Thursday 2012-06-21

Just watched the first 6 episodes of Sherlock; which is a contemporary adaptation of several Sherlock Holmes stories. They seem reasonably shallow and inconsistent; you're not likely to find any gems of social criticism or superb human performances, however they're still fun to watch.

Given that they updated Sherlock to the present age, it's surprising that Holmes seems more a user of technology (looks up weather on smartphone, thinks viruses can be written with a handful of bytes) than a hacker... since one of the things that impressed me about the original Sherlock was his use of the Baker Street gang to extend his reach throughout London.

He could tell one of them to shadow a person and the kid would do a fair job of it. The current version has a network of homeless people, which is great; however, London now has a tantalizing array of cameras, a vast network of cellphones, and tons of data on companies' servers. And our new Sherlock hints at none of this?

Aside from digitally handicapping Sherlock, the writers also unfortunately re-animated Moriarty. The world has enough chaos and bad actors who occasionally get lucky/brilliant that we don't need an Antagonist; so much for moving past simplistic morality. Not to mention that writing for the interactions between two exceptionally smart characters is setting oneself up for failure.

Production-wise, they film everything more or less the same; when Sherlock clues the viewer in as to what he noticed, we get slow-mo close-ups. Since Sherlock doesn't see the world the same way everyone else does, it'd be fun to abuse everyone's HDTVs by focus-stacking the scenes where we're really supposed to pay attention. When Sherlock explains, just show the same frame again, with the object of note highlighted. This allows everyone to play along, while also possibly improving their skills.

Lastly, the writers seem to have fallen on their own swords of inadequacy. The sixth episode makes the self-referential joke that this crap only makes sense if you're writing it and know how the crime was committed in the first place.

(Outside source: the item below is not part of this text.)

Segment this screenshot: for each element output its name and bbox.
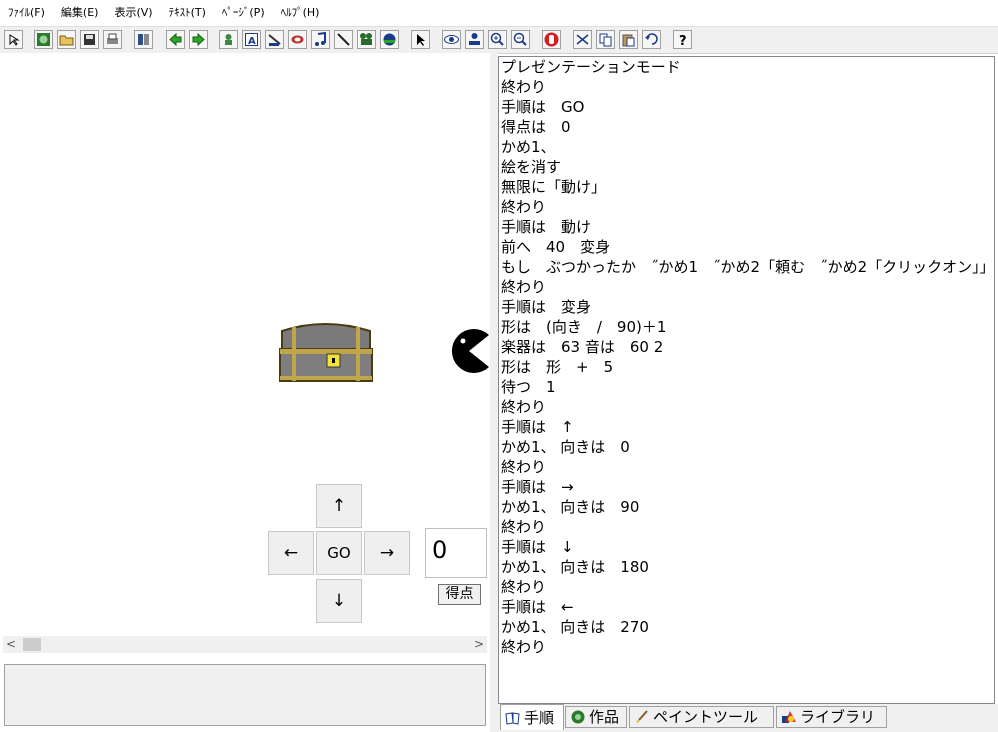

That, however, is how one fails at writing a mystery. How consistent is the story? How many different paths to the actual history exist? What characters / motives / situations were possible? How did the story progress to reduce the possibility space?

Since it seems like the writers are writing without a bible; here's me writing the core for them:

  1. Sherlock lives, breathes, and hacks his world. His intimate knowledge of the practical runs deeper than any of his human relations because he is in love with Reality.
  2. There is only one Reality, and our perceptions of it, though flawed, are perfectible.
Everything derives from this; even his moral calculus. If you don't grok this, keep writing until you do.

Of course, there are many Sherlocks: the Zen/Mot-Juste Observer, the Ben Franklin-Philanderer King, the Pub-Critic-with-a-Laboratory. Decide on who or what he loves first, abide by the second, and you will have your Sherlock.